The Glulx specification allows the string decoding table to contain calls to
Glulx functions (see Section 1.6.1.4). The validity of these calls will not
checked, nor will their output be counted in length measurements. As best I can
tell, this limitation only affects authors who store routine addresses in I6
printing variables, and code of this sort will break on the Z-machine, so it's
not a good idea anyway.
Section: Regarding bugs
If you encounter a bug, check first on the project website
(https://github.com/i7/i7grip) to see whether a newer version of this extension
is available. If, even using the latest version, the fault remains, please file
a bug report: On the website, choose "Issues" from the toolbar and click on "New
Issue".
I will try to respond quickly, at least with an estimate of when the bug might
be fixed, though sometimes I am away from the internet for a week or two at a
time.
Chapter: Acknowledgements
Glulx Text Decoding was prepared as part of the Glulx Runtime Instrumentation
Project (https://github.com/i7/i7grip).
GRIP owes a great deal to everyone who made Inform possible and everyone who
continues to contribute. I'd like to give especial thanks to Graham Nelson and
Emily Short, not only for their design and coding work, but also for all of the
documentation, both of the language and its internals---it proved indispensable.

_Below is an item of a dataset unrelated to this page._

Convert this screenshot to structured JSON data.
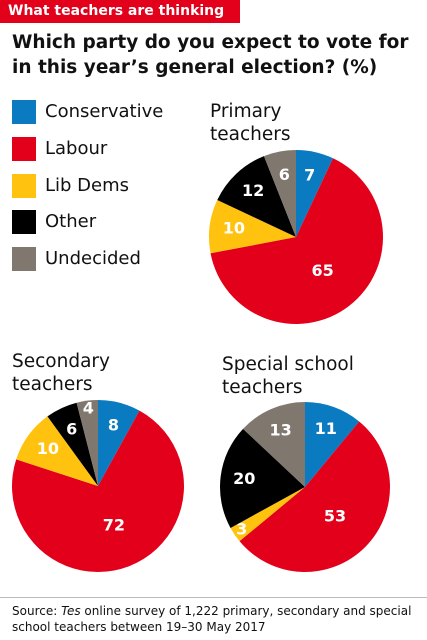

I am likewise indebted to everybody who worked to make Glulx and Glk a reality.
Without them, there simply wouldn't have been any hope for this kind of project.
My special thanks to Andrew Plotkin, with further kudos for his work maintaining
the specifications. They proved as essential as Inform's documentation.
The project itself was inspired by suggestions from Ron Newcomb and Esteban
Montecristo on Inform's feature request page. It's only because of their posts
that I ever started. (And here's hoping that late is better than never.)
Esteban Montecristo also made invaluable contributions as an alpha tester. I
cannot thank him enough: he signed on as a beta tester but then quickly
uncovered a slew of problems that forced me to reconsider both the term ``beta''
and my timeline. The impetus for the new, cleaner design and several clues that
led to huge performance improvements are all due to him. Moreover, he
contributed code, since modified to fit the revised framework, for the extension
Verbose Diagnostics.
As for Ron Newcomb, I can credit him for nearly half of the bugs unearthed in
the beta proper, not to mention sound advice on the organization of the
documentation and the extensions. GRIP is much sturdier as a result.
Roger Carbol, Jesse McGrew, Michael Martin, Dan Shiovitz, Johnny Rivera, and
probably several others deserve similar thanks for answering questions on
ifMUD's I6 and I7 channels. I am grateful to Andrew Plotkin, David Kinder, and
others for the same sort of help on intfiction.org.
On top of that, David Kinder was kind enough to accommodate Debug File Parsing
in the Windows IDE; consequently, authors who have a sufficiently recent version
of Windows no longer need to write batch scripts. His help is much appreciated,
particularly because the majority of downloaders are running Windows.
Even with the IDEs creating debug files, setting up symbolic links to those
files can be a chore. Jim Aiken suggested an automated solution, which now
ships with the project.
And preliminary support for authors who want to debug inside a browser stems
from discussion with Erik Temple and Andrew Plotkin; my thanks for their ideas.
Finally, I should take this opportunity to express my gratitude to everyone who
helped me get involved in the IF community. Notable among these people are
Jesse McGrew and Emily Short, not to mention Jacqueline Lott, David Welbourn,
and all of the other Club Floyd attendees.